Harnesses

A harness is the boundary between production behavior and eval infrastructure. It should be thin: call the same app entrypoint you use in production, then return the output, messages, tool calls, usage, and artifacts that tests and judges need.

Use the first-party adapter that matches the runtime your app already uses. Use createHarness() when the app is not built on a supported SDK or when you need full control over normalized run data.

Available Harnesses

AI SDKUse when your app calls generateText, streamText, or an AI SDK wrapper.OpenAI AgentsUse when your app owns an Agent and runs it with a Runner.PiUse when your app exposes a Pi agent, toolset, or runtime-compatible entrypoint.Custom HarnessesUse for workflows, service functions, CLIs, RAG pipelines, and custom agents.

Normalized Results

Every harness returns a JSON-serializable result.

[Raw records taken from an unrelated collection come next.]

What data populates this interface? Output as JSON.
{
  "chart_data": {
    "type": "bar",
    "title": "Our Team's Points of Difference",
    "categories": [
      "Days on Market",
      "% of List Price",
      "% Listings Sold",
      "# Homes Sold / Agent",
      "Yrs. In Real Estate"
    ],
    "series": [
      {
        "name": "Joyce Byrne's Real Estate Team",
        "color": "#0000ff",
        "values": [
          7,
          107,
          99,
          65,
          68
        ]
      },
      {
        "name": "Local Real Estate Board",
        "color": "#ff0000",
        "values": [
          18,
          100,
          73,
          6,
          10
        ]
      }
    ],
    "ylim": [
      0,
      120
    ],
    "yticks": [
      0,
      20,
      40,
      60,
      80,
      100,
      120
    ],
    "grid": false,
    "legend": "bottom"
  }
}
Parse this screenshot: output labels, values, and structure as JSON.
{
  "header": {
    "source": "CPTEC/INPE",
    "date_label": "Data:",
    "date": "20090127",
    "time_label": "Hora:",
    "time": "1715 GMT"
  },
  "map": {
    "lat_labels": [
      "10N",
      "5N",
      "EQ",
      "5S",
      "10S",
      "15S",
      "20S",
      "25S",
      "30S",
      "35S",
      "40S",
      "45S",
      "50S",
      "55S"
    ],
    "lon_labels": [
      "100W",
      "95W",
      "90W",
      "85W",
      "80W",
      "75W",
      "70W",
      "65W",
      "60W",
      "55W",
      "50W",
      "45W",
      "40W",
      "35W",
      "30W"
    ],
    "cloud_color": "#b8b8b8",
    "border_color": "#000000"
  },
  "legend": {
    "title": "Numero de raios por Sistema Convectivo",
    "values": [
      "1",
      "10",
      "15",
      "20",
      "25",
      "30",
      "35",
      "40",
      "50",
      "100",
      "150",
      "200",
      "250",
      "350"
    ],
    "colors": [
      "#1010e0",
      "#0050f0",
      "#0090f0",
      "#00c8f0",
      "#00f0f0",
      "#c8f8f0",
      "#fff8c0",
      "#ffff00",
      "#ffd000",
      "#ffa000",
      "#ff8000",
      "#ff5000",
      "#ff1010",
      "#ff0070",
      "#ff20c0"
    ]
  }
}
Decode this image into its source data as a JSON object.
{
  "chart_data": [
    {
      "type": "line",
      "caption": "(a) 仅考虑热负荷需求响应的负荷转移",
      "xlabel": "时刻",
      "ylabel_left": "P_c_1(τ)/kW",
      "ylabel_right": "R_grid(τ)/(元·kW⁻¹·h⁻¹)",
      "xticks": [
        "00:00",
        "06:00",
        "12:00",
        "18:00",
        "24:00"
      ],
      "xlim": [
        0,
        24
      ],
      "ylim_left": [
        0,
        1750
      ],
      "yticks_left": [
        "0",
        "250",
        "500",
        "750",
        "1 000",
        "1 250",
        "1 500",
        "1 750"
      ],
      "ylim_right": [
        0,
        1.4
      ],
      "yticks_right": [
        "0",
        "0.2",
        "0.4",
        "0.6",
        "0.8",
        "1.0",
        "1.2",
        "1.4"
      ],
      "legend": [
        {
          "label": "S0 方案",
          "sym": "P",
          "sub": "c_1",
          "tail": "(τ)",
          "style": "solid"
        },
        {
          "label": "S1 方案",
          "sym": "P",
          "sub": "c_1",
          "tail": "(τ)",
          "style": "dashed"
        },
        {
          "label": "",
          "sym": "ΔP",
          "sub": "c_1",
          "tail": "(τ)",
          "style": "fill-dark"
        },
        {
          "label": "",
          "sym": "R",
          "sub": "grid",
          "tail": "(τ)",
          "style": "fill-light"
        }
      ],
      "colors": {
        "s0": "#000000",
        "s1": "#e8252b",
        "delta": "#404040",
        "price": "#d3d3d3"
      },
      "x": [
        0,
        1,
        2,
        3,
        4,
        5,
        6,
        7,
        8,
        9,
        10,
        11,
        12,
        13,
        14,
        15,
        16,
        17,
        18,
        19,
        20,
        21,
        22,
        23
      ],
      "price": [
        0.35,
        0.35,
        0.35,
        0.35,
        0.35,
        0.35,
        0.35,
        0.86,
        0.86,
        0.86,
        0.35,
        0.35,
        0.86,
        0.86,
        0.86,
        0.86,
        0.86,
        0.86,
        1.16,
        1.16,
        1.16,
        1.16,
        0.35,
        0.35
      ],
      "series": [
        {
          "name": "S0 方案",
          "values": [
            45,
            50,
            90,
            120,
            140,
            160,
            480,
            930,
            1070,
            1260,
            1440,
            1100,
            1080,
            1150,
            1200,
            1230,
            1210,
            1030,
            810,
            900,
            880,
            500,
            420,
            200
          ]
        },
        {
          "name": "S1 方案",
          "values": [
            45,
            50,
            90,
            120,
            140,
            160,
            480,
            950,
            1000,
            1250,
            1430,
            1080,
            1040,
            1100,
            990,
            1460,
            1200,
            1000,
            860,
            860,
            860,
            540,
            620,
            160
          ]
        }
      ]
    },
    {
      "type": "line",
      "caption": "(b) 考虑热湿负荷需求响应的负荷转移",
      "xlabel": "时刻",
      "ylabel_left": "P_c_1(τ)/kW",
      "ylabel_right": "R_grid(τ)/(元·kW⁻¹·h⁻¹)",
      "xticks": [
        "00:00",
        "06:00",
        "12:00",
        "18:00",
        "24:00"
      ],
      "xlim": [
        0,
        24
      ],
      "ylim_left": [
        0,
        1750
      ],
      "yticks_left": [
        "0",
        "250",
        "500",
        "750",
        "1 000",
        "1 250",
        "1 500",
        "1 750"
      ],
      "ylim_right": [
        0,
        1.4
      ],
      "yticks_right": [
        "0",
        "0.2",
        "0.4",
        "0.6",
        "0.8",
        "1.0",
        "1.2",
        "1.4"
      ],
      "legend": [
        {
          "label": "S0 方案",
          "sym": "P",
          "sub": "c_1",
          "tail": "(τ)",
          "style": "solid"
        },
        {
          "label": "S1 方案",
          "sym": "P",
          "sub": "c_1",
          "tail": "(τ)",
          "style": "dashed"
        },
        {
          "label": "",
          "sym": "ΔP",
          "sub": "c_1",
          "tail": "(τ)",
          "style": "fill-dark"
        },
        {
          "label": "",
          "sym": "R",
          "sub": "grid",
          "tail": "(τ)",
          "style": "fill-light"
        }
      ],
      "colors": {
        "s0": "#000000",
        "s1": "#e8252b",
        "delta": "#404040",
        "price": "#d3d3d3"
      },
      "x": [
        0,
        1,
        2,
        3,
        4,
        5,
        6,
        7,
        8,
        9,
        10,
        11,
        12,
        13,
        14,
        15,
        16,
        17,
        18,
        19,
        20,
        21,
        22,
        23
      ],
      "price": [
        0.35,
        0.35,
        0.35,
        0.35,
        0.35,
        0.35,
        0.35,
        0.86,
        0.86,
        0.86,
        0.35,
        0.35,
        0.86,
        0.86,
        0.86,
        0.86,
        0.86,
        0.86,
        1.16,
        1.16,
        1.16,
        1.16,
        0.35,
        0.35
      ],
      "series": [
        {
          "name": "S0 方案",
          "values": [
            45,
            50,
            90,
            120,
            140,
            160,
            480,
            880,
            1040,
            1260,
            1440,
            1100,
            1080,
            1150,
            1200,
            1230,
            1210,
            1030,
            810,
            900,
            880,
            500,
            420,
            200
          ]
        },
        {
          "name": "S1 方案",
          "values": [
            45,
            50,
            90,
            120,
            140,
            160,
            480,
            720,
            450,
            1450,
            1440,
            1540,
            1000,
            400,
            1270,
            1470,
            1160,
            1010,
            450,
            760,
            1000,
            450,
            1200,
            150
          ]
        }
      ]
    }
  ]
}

Judges and reports read the same shape regardless of runtime:

Field	Purpose
`output`	The domain value your tests usually assert on.
`messages`	Conversation transcript or normalized app messages.
`toolCalls`	Deterministic tool activity for tool judges and replay.
`usage`	Stable usage units such as provider, model, tokens, tools, and retries.
`artifacts`	Report-only details such as fixture ids, retrieved records, or traces.

Metadata is per-run test context. Put expected values, scenario labels, fixture ids, and judge configuration in metadata instead of hiding them in prompts.